This is my attempt to take Banksy seriously. According to “Banksy Does New York,” a new documentary about the mysterious street artist that screens as part of the DOC NYC Festival on November 14 and premieres on HBO two days later, I have not done that in the past. The use of “I” here is more general than personal. More specifically, the film makes the claim that the media that covers visual art (of which ARTINFO is undoubtedly a part) failed to acknowledge the importance of the hooded trickster’s New York City residency in October 2013, when he produced a new work every day for one month and revealed the contents on a special website. What was not disclosed was where the work was located.

This sent people scurrying like sewer rats to the far reaches of the five boroughs, equipped with flashing camera phones for maximum efficiency in social media upload-ability. Filmmaker Chris Moukarbel focuses on these self-dubbed “Banksy Hunters,” who spent the entire month excitedly parsing through clues on Twitter and rushing to the next spot Banksy defaced, whether it be an underpass in the heart of the commercial art world in Chelsea or a street corner in East New York.

Banksy’s supporters see the democratization of his residency, using the street as his canvas and delivering his work straight to fans through non-traditional methods, as a middle finger to the art world. In the process, the film puts him on a pedestal as a populist hero — bringing art back to the people and subverting the networks of the art world that validate work based on capital.

But this notion is based on a few misconceptions. The first is that Banksy exists as an autonomous artist outside the art world he critiques. Through his embrace and then shunning of commercial dealers, he pretty much created a market for modern street art that wasn’t there before. The creation of the Banksy brand through a process of hype and exclusivity is not dissimilar to the world he rejects, and some would say has even added to the appeal of his work being removed from walls and sold without his permission. One feeds into the other.
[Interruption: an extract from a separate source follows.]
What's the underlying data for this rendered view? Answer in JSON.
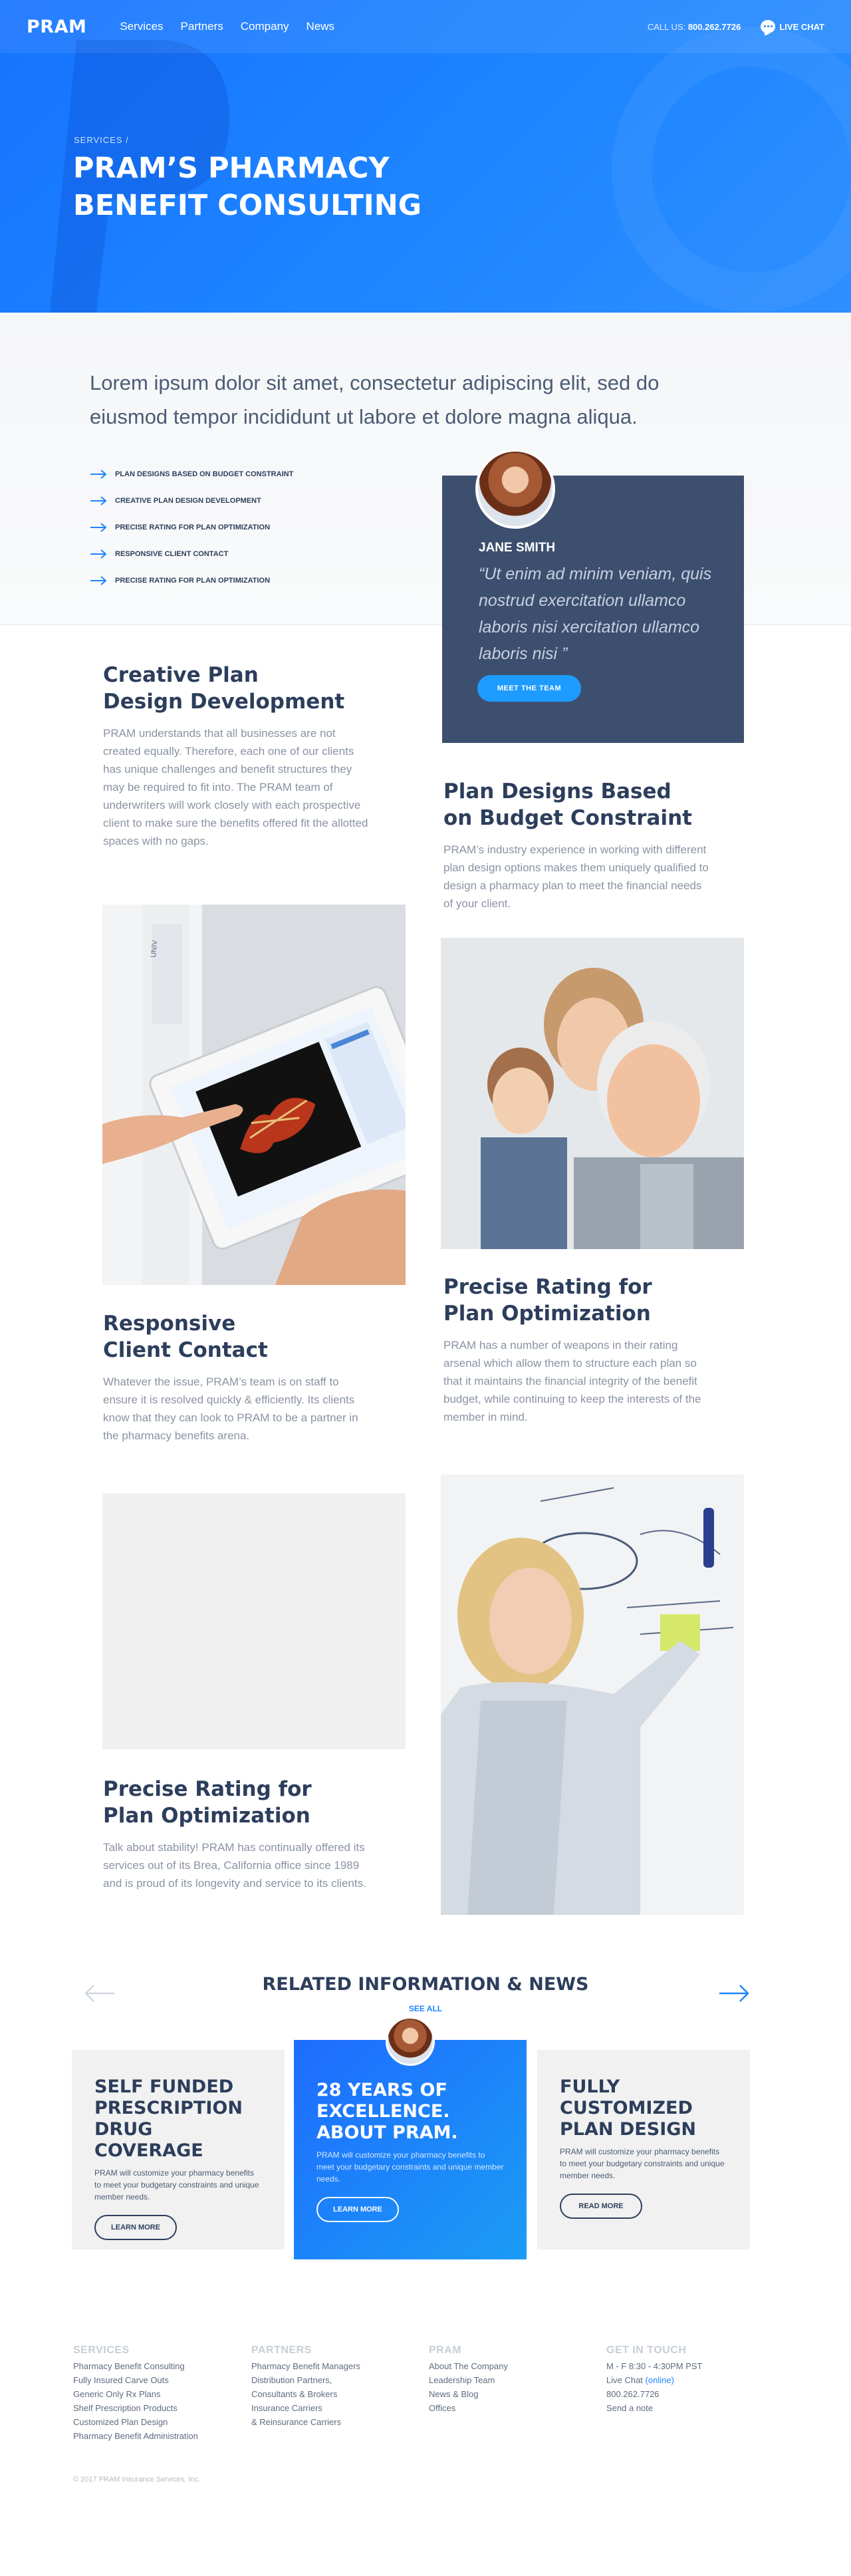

The film has no answer for this because it’s not interested in engaging with the hypocrisy of Banksy’s continued project of straddling the line between the inherent illegality of being a street artist and the fame of being a commercial artist. It presents Banksy’s supposed subversions of the market — selling real prints at a table off Central Park for $60 apiece without telling anybody, in one instance — as examples of the artist sticking it to the man. What it really shows is white dudes buying what they think is cool street art to decorate their overpriced condos. Once they realize the piece of art they bought for cheap on the street is worth a ton of money, they transfer the work back into the networks of capital that flow through the art world and add an addition on to said condo.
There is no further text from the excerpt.